John Joseph Mathews (1894-1979) is one of Oklahoma's most revered twentieth-century authors. An Osage Indian, he was also one of the first Indigenous authors to gain national renown. Yet fame did not come easily to Mathews, and his personality was full of contradictions. In this captivating biography, Michael Snyder provides the first book-length account of this fascinating figure.
Known as ""Jo"" to all his friends, Mathews had a multifaceted identity. A novelist, naturalist, biographer, historian, and tribal preservationist, he was a true ""man of letters."" Snyder draws on a wealth of sources, many of them previously untapped, to narrate Mathews's story. Much of the writer's family life - especially his two marriages and his relationships with his two children and two stepchildren - is explored here for the first time.
Born in the town of Pawhuska in Indian Territory, Mathews attended the University of Oklahoma before venturing abroad and earning a second degree from Oxford. He served as a flight instructor during World War I, traveled across Europe and northern Africa, and bought and sold land in California. A proud Osage who devoted himself to preserving Osage culture, Mathews also served as tribal councilman and cultural historian for the Osage Nation.

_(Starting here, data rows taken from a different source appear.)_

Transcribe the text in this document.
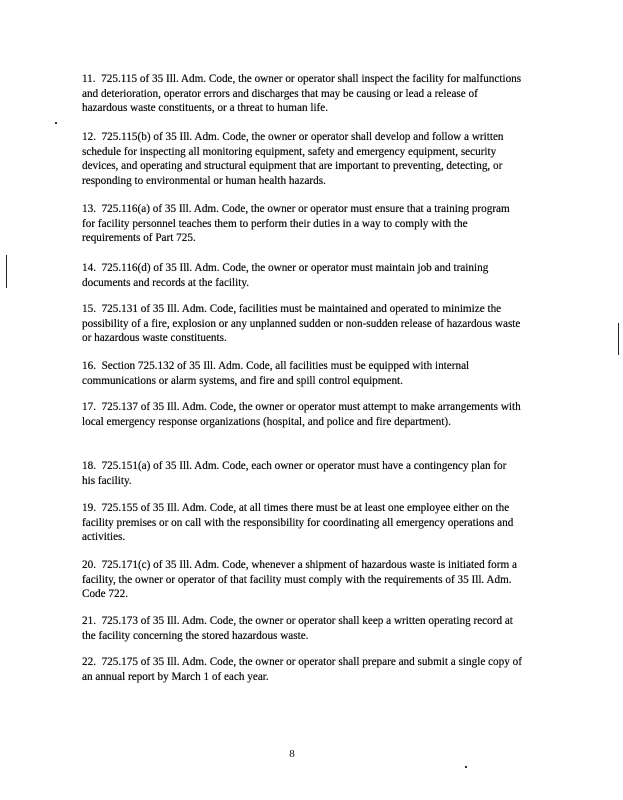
11. 725.115 of 35 Ill. Adm. Code, the owner or operator shall inspect the facility for malfunctions and deterioration, operator errors and discharges that may be causing or lead a release of hazardous waste constituents, or a threat to human life.

12. 725.115(b) of 35 Ill. Adm. Code, the owner or operator shall develop and follow a written schedule for inspecting all monitoring equipment, safety and emergency equipment, security devices, and operating and structural equipment that are important to preventing, detecting, or responding to environmental or human health hazards.

13. 725.116(a) of 35 Ill. Adm. Code, the owner or operator must ensure that a training program for facility personnel teaches them to perform their duties in a way to comply with the requirements of Part 725.

14. 725.116(d) of 35 Ill. Adm. Code, the owner or operator must maintain job and training documents and records at the facility.

15. 725.131 of 35 Ill. Adm. Code, facilities must be maintained and operated to minimize the possibility of a fire, explosion or any unplanned sudden or non-sudden release of hazardous waste or hazardous waste constituents.

16. Section 725.132 of 35 Ill. Adm. Code, all facilities must be equipped with internal communications or alarm systems, and fire and spill control equipment.

17. 725.137 of 35 Ill. Adm. Code, the owner or operator must attempt to make arrangements with local emergency response organizations (hospital, and police and fire department).

18. 725.151(a) of 35 Ill. Adm. Code, each owner or operator must have a contingency plan for his facility.

19. 725.155 of 35 Ill. Adm. Code, at all times there must be at least one employee either on the facility premises or on call with the responsibility for coordinating all emergency operations and activities.

20. 725.171(c) of 35 Ill. Adm. Code, whenever a shipment of hazardous waste is initiated form a facility, the owner or operator of that facility must comply with the requirements of 35 Ill. Adm. Code 722.

21. 725.173 of 35 Ill. Adm. Code, the owner or operator shall keep a written operating record at the facility concerning the stored hazardous waste.

22. 725.175 of 35 Ill. Adm. Code, the owner or operator shall prepare and submit a single copy of an annual report by March 1 of each year.

8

Like many gifted artists, Mathews was not without flaws. And perhaps in the eyes of some critics, he occupies a nebulous space in literary history. Through insightful analysis of his major works, especially his semiautobiographical novel Sundown and his meditative Talking to the Moon, Snyder revises this impression. The story he tells, of one remarkable individual, is also the story of the Osage Nation, the state of Oklahoma, and Native America in the twentieth century.